Two members of the Royal Anglian Regiment are currently seconded to Bermuda where they are helping to train members of The Bermuda Regiment.
The Bermuda Regiment is a battalion-sized unit of around 600 part-time staff with a small full-time contingent. It is the home defence unit of the British Overseas Territory of Bermuda.
The secondment of the two Royal Anglian soldiers, paid for by the Government of Bermuda, is a direct result of an affiliation that goes right back to the First World War when the Bermuda Volunteer Rifle Corps sent men to serve in the trenches with The Lincolnshire Regiment, which eventually became part of what is now The Royal Anglian Regiment.
Heading up the training team is Major Phil Birch, who is currently working as The Bermuda Regiment’s Staff Officer. He said:
With this shared history, we’re delighted to assist the regiment fulfil its key roles today; supporting the Bermuda Police Service and undertaking post-disaster relief work at home and in the Caribbean region.
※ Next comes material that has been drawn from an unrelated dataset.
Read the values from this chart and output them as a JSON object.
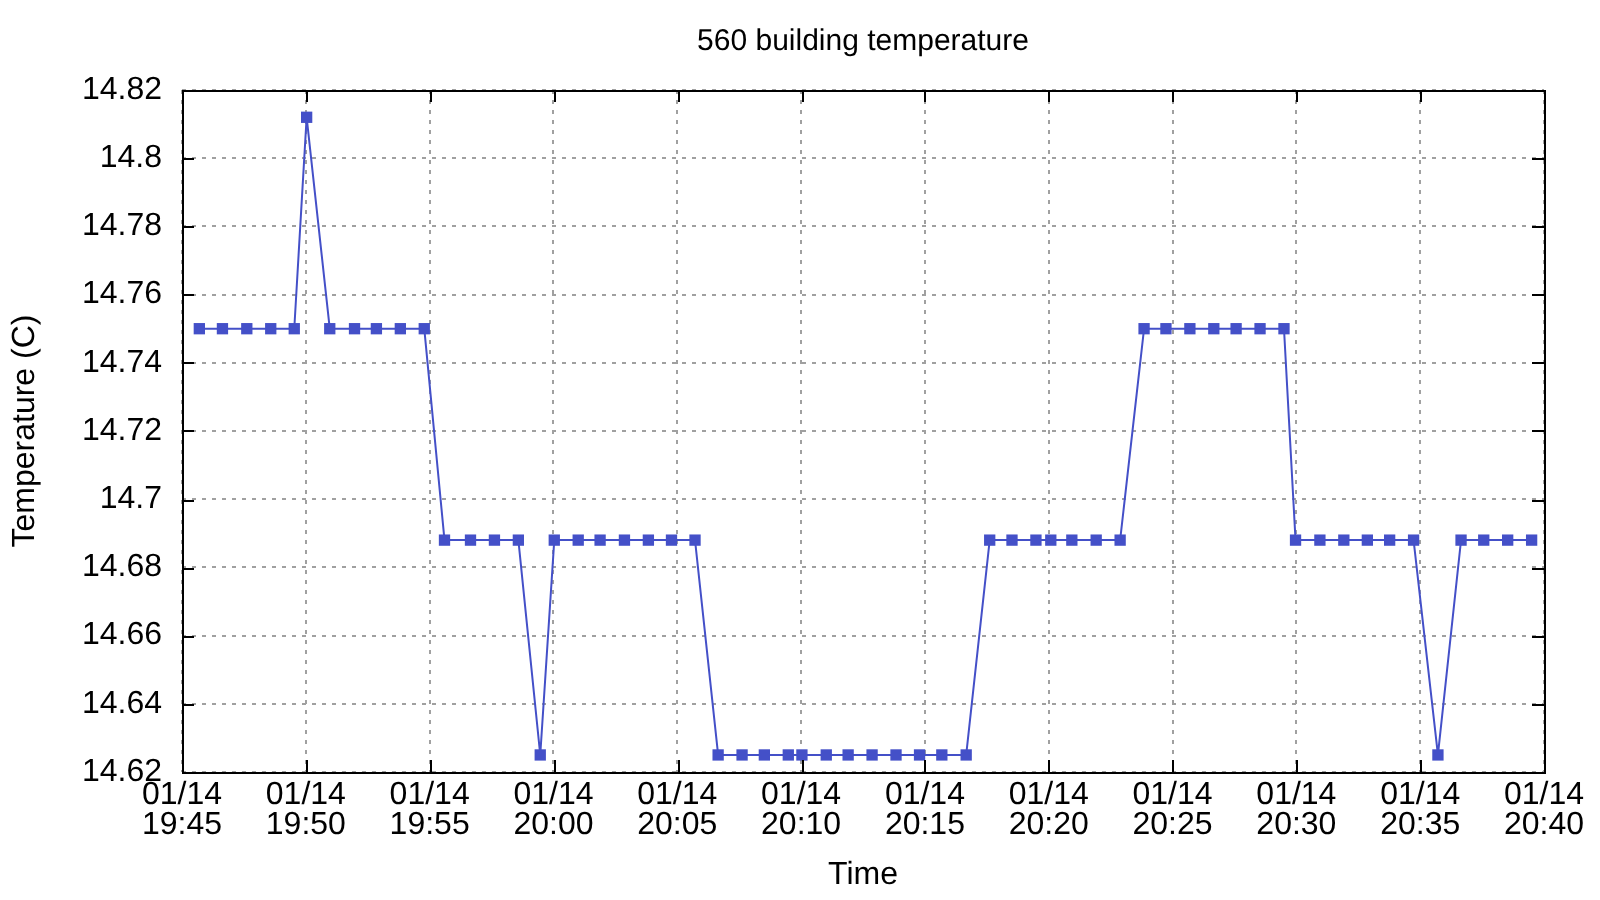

The regiment’s profile has risen dramatically in the Caribbean region following deployments to assist in the Cayman Islands , Grenada  and the Turks and Caicos Islands , and more recently in Bermuda itself for Hurricane Igor .
The Bermudians are well used to post-hurricane operations but we are able to contribute wider operational experience which is not available locally.
It’s great to know that The Royal Anglian Regiment is always asked to support The Bermuda Regiment due to our historical links.
As Bermuda is a British Overseas Territory, and defence is therefore the responsibility of the United Kingdom, The Bermuda Regiment is under the control of the Governor, Sir Richard Gozney, who is also the Commander-in-Chief. He said:
The elected Government of Bermuda is financially responsible for The Bermuda Regiment. The UK retains ultimate responsibility for the security of the island.
Its remote location means that, in a crisis, we would have to rely on our own resources until help arrived. I believe the regiment provides considerable reassurance to Bermuda.
Last November the regiment’s disaster management work was also recognised by its Colonel-in-Chief, Her Royal Highness The Duchess of Gloucester, when she presented it with new colours.
In her speech, she referred to their:
special expertise in reacting to hurricanes which can visit this part of the planet and where a reliable body of men and women equipped with modern gear and communications are a vital support to an afflicted community.
The Bermuda Regiment is listed in the British Army Order of Battle as number 28 in order of precedence.